Exponential of a 3D multivector in Clifford's Geometric Algebra

Question

An arbitrary 3D multivector can be written as the superposition: $M=Z+F$, where $Z=a+bi$ with $a,b\in\mathbb R$ and $i$ been the pseudo scalalar of $(Cl_3)$. The remaining term $F=v+iw$, where $v$ and $w$ are vectors of $Cl_3$, have vector and bivector parts, respectively. Since $Z\in$ Cen $(Cl_3)$, the exponential of $M$ becomes $$\exp(M)=\exp(Z+F)=\exp(Z)\exp(F).$$ To obtain a closed form of $\exp(M)$, I would like to ask if there is a way to show that $$\exp(F)\stackrel{?}{=}\exp(v)\exp(iw)\ldots.$$ Thank you very much in advance.

Answer 1

I am note sure whether you can generally find such an exponential factorization. However, by the Baker-Campbell-Hausdorff theorem, we have $$ e^{A + B + \frac{1}{{2}} \left[{A},{B}\right] + \cdots} = e^A e^B,$$ where $ \left[{A},{B}\right] $, is the commutator, the antisymmetric sum of the objects $ A, B $. Consider that commutator for your case $$\begin{aligned}\left[{v},{iw}\right]&=v i w - i w v \\ &=i \left( { v w - w v} \right) \\ &= 2 i \left( { v \wedge w } \right).\end{aligned}$$ Note that this commutator expansion is specific to $\mathbb{R}^{3}$ since the pseudoscalar $ i $ happens to commute with all grades in that case.

This expansion shows that if $ v, w $ are colinear, one must have $$e^{v + iw} = e^v e^{iw}.$$ If $ v, w $ were not colinear, but the higher order commutators happended to be zero, one could say $$ e^{v + iw + i (v \wedge w)} = e^v e^{iw},$$ but that is not the type of decomposition that you are seeking.

Answer 2

As noted by Peeter Joot, $e^F$ cannot be split into $e^{v}e^{iw}$ since $[v,iw] \neq 0$. So the hunt is on for a decomposition of $F$ into two commuting parts. Fortunatelly, by staring at Cayley tables we can discover that $\mathbb{R}_3$ is isomorphic to $\mathbb{R}^+_{3,1}$, the even subalgebra of the spacetime algebra, and thus that your $F$ can be viewed as a bivector in spacetime. And for bivectors, we can use the invariant decomposition to decompose them into commuting terms.

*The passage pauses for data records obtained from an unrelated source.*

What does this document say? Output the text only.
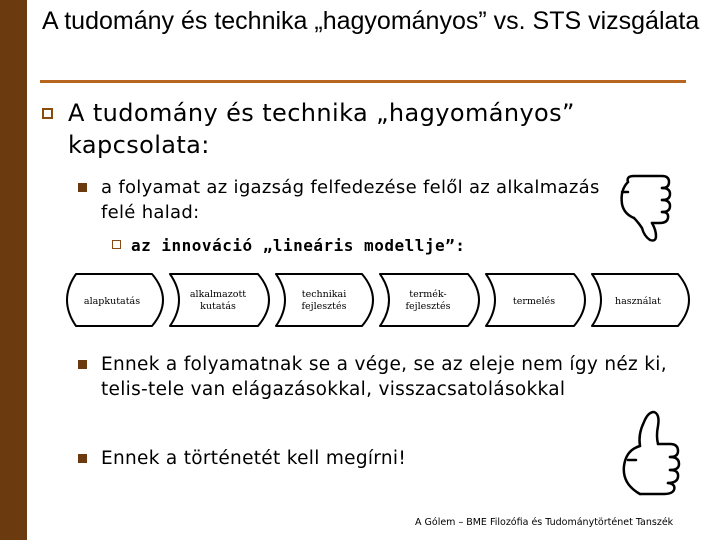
A tudomány és technika „hagyományos” vs. STS vizsgálata
A tudomány és technika „hagyományos” kapcsolata:
a folyamat az igazság felfedezése felől az alkalmazás felé halad:
az innováció „lineáris modellje”:
alapkutatás
alkalmazott kutatás
technikai fejlesztés
termék-fejlesztés	termelés	használat
Ennek a folyamatnak se a vége, se az eleje nem így néz ki, telis-tele van elágazásokkal, visszacsatolásokkal
Ennek a történetét kell megírni!
A Gólem – BME Filozófia és Tudománytörténet Tanszék
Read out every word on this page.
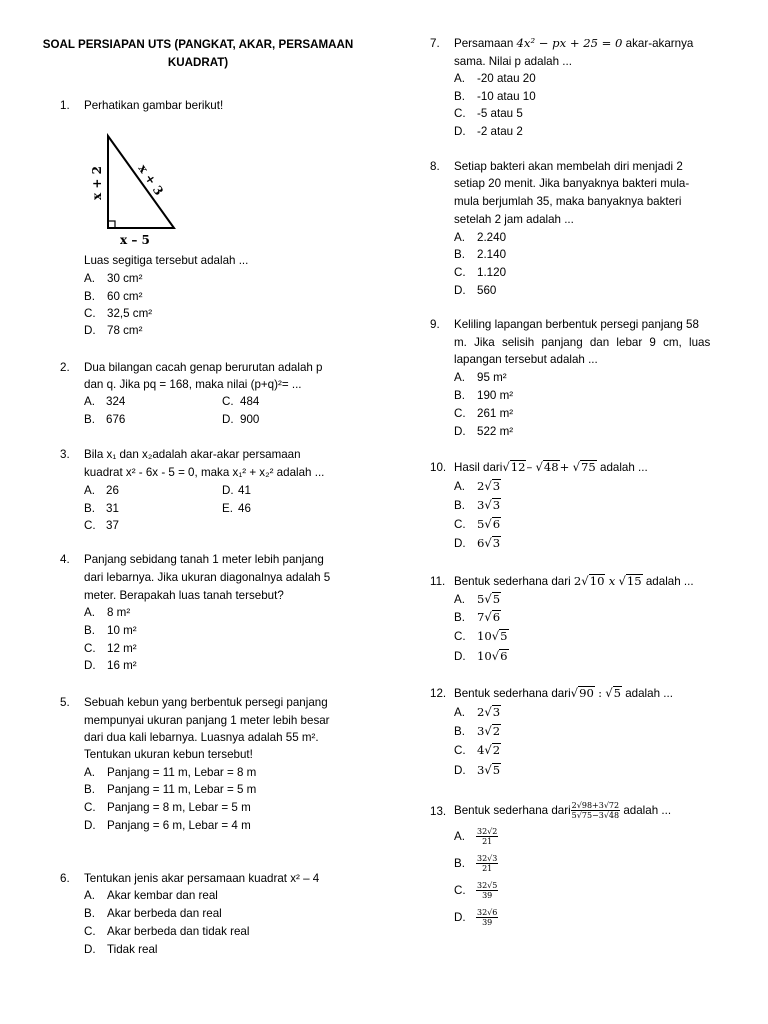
SOAL PERSIAPAN UTS (PANGKAT, AKAR, PERSAMAAN
KUADRAT)
1. Perhatikan gambar berikut!
x + 2	x + 3
x – 5
Luas segitiga tersebut adalah ...
A. 30 cm²
B. 60 cm²
C. 32,5 cm²
D. 78 cm²
2. Dua bilangan cacah genap berurutan adalah p
dan q. Jika pq = 168, maka nilai (p+q)²= ...
A. 324	C. 484
B. 676	D. 900
3. Bila x₁ dan x₂adalah akar-akar persamaan
kuadrat x² - 6x - 5 = 0, maka x₁² + x₂² adalah ...
A. 26	D. 41
B. 31	E. 46
C. 37
4. Panjang sebidang tanah 1 meter lebih panjang
dari lebarnya. Jika ukuran diagonalnya adalah 5
meter. Berapakah luas tanah tersebut?
A. 8 m²
B. 10 m²
C. 12 m²
D. 16 m²
5. Sebuah kebun yang berbentuk persegi panjang
mempunyai ukuran panjang 1 meter lebih besar
dari dua kali lebarnya. Luasnya adalah 55 m².
Tentukan ukuran kebun tersebut!
A. Panjang = 11 m, Lebar = 8 m
B. Panjang = 11 m, Lebar = 5 m
C. Panjang = 8 m, Lebar = 5 m
D. Panjang = 6 m, Lebar = 4 m
6. Tentukan jenis akar persamaan kuadrat x² – 4
A. Akar kembar dan real
B. Akar berbeda dan real
C. Akar berbeda dan tidak real
D. Tidak real
7. Persamaan 4x² − px + 25 = 0 akar-akarnya
sama. Nilai p adalah ...
A. -20 atau 20
B. -10 atau 10
C. -5 atau 5
D. -2 atau 2
8. Setiap bakteri akan membelah diri menjadi 2
setiap 20 menit. Jika banyaknya bakteri mula-
mula berjumlah 35, maka banyaknya bakteri
setelah 2 jam adalah ...
A. 2.240
B. 2.140
C. 1.120
D. 560
9. Keliling lapangan berbentuk persegi panjang 58
m. Jika selisih panjang dan lebar 9 cm, luas
lapangan tersebut adalah ...
A. 95 m²
B. 190 m²
C. 261 m²
D. 522 m²
10. Hasil dari√12– √48+ √75 adalah ...
A. 2√3
B. 3√3
C. 5√6
D. 6√3
11. Bentuk sederhana dari 2√10 x √15 adalah ...
A. 5√5
B. 7√6
C. 10√5
D. 10√6
12. Bentuk sederhana dari√90 : √5 adalah ...
A. 2√3
B. 3√2
C. 4√2
D. 3√5
13. Bentuk sederhana dari $\frac{2√98+3√72}{5√75-3√48}$ adalah ...
A. $\frac{32√2}{21}$
B. $\frac{32√3}{21}$
C. $\frac{32√5}{39}$
D. $\frac{32√6}{39}$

So adapting the invariant decomposition formula slightly using the isomorphism, we can find an $F_1$ and $F_2$ satisfying $F = F_1 + F_2$, $\lambda_i := F_i^2 \in \mathbb{R}$, and $[F_1, F_2] = 0$:

$$F_i = \frac{\lambda_i + \tfrac{1}{2} \langle F^2 \rangle_3}{F},$$

where the $\lambda_i$ are given by

$$\lambda_i = \tfrac{1}{2} \langle F^2 \rangle_0 \pm \tfrac{1}{2} \sqrt{ \langle F^2 \rangle_0^2 - \langle F^2 \rangle_3^2 }.$$

So we have now found two commuting elements $F_1$ and $F_2$, which both square to scalars so they follow Euler's formula. Specifically, since $\lambda_1 \geq 0$ and $\lambda_2 < 0$, we find

$$ \begin{aligned} e^{F_1} &= \cosh(\sqrt{\lambda_1}) + \frac{F_1}{\sqrt{\lambda_1}} \sinh(\sqrt{\lambda_1}) \\ e^{F_2} &= \cos(\sqrt{-\lambda_2}) + \frac{F_2}{\sqrt{-\lambda_2}} \sin(\sqrt{-\lambda_2}) \end{aligned} $$

To conclude, the exponential of any multivector $M = Z + F$ is $$ e^{M} = e^{a}e^{bi}e^{F_1}e^{F_2}. $$

So the invariant decomposition allows us to bypass the Baker-Campbell-Hausdorff formula. For more details and to see how this generalises to higher dimensions I would highly recommend reading the invariant decomposition paper.